Nuestros procederes o actos de una forma determinada obedecen a motivaciones, impulsos, intencionalidades, voluntades, omisiones, creencias y un sinfín de consideraciones que guardan una lógica de razonamiento según los propósitos que persigue nuestro accionar. Es decir, una acción —generalmente— está acompañada de una lógica para hacerlo.
Por estos días, cuando muchos nos desmenuzamos la cabeza para encontrar explicaciones del comportamiento del Ejecutivo en diferentes aspectos y encontrar la estructura lógica de sus decisiones para hacer posteriormente ejercicios de inferencia, nos encontramos que ni el pensamiento intuitivo ni el deductivo ayudan a formarnos algunas señales. Buscar aclaraciones por medio de una evaluación lógica-formal de cada una de las disposiciones y/o resoluciones del Gobierno nacional es un experimento más inútil que un parabrisas en un submarino.

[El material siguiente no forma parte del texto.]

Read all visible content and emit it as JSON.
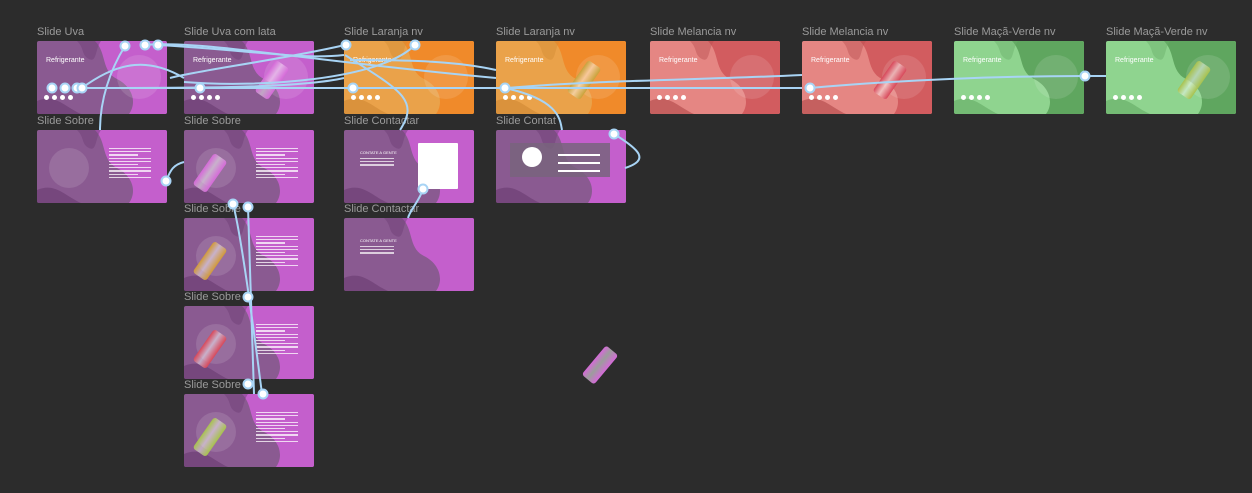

Pese a esto, la opción no es renunciar a la reflexión de lo que acontece ni mucho menos resignarse a no cavilar sobre el futuro por el estado deprimente en algunas cosas, inerte en otras y regresivo en tantas más. Por eso, pretendiendo hacer aproximaciones lógicas–interpretativas de los motivos que opera en el accionar del Gobierno nacional me pregunté: ¿ambicionan conservar el poder ad infinitum?, ¿quieren aniquilar el pasado y reescribir la historia?, ¿desean romper el récord mundial de errores y fracasos?, ¿los delirios refundacionales los cegó?, ¿aspiran a llevar el disgusto popular a escenarios sin precedentes?, ¿no saben respirar sin un modus vivendi del poder?, ¿buscan etiquetarse como ‘genuinos y auténticos’ en el modo de hacer las cosas?, ¿perdieron la conmiseración y la piedad? Quizás no sea ninguna de ellas, pero el ejercicio colabora un poco.

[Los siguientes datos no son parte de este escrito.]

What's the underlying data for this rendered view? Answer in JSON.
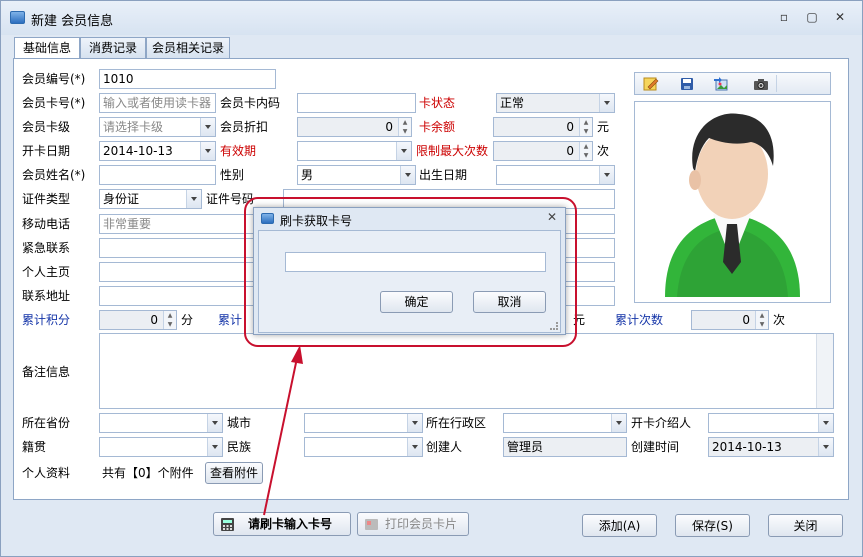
{
  "window": {
    "title": "新建 会员信息",
    "min": "▫",
    "max": "▢",
    "close": "✕"
  },
  "tabs": [
    "基础信息",
    "消费记录",
    "会员相关记录"
  ],
  "labels": {
    "member_no": "会员编号(*)",
    "card_no": "会员卡号(*)",
    "card_inner": "会员卡内码",
    "card_status": "卡状态",
    "card_level": "会员卡级",
    "discount": "会员折扣",
    "card_balance": "卡余额",
    "unit_yuan": "元",
    "open_date": "开卡日期",
    "valid": "有效期",
    "limit_times": "限制最大次数",
    "unit_times": "次",
    "name": "会员姓名(*)",
    "gender": "性别",
    "birthday": "出生日期",
    "id_type": "证件类型",
    "id_no": "证件号码",
    "mobile": "移动电话",
    "emergency": "紧急联系",
    "homepage": "个人主页",
    "address": "联系地址",
    "points": "累计积分",
    "points_unit": "分",
    "accum_money": "累计",
    "accum_unit": "元",
    "accum_times": "累计次数",
    "times_unit": "次",
    "remark": "备注信息",
    "province": "所在省份",
    "city": "城市",
    "district": "所在行政区",
    "referrer": "开卡介绍人",
    "native": "籍贯",
    "ethnic": "民族",
    "creator": "创建人",
    "created": "创建时间",
    "attachments": "个人资料",
    "attach_count": "共有【0】个附件"
  },
  "values": {
    "member_no": "1010",
    "card_no_ph": "输入或者使用读卡器",
    "card_status": "正常",
    "card_level_ph": "请选择卡级",
    "discount": "0",
    "balance": "0",
    "open_date": "2014-10-13",
    "limit_times": "0",
    "gender": "男",
    "id_type": "身份证",
    "mobile_ph": "非常重要",
    "points": "0",
    "accum_times": "0",
    "creator": "管理员",
    "created": "2014-10-13"
  },
  "buttons": {
    "view_attach": "查看附件",
    "swipe": "请刷卡输入卡号",
    "print": "打印会员卡片",
    "add": "添加(A)",
    "save": "保存(S)",
    "close": "关闭"
  },
  "dialog": {
    "title": "刷卡获取卡号",
    "ok": "确定",
    "cancel": "取消",
    "close": "✕"
  },
  "colors": {
    "red_label": "#cc0000",
    "blue_label": "#1535a8",
    "annotation": "#c8102e"
  }
}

Lo que sí se nota con más claridad es que sus decisiones están convirtiendo la existencia del ciudadano en inhumana todos los días. Se aprecia que no hay ninguna bondad en sus propósitos. Se percibe que su sistema de gobierno está muy lejos de producir “la mayor suma de felicidad posible” que declaró el Libertador. Y por si fuera poco, ya no existe esa simpatía ni proximidades carismáticas, menos un fervor moral que mantenga ilusiones o ánimos de devoción que reconecten las esperanzas por la justicia social de un pasado reciente, porque han abandonado la lógica, el sentido común, se han puesto de espalda a la ciencia y ya la racionalidad no les importa. Aparentemente no se percataron que desde la época de la Ilustración del siglo XVIII, el mundo renunció a la superstición y a la magia para explicar por medio del intelecto, el método científico, el esfuerzo humano y la razón muchas cosas —o todas— que nos rodean.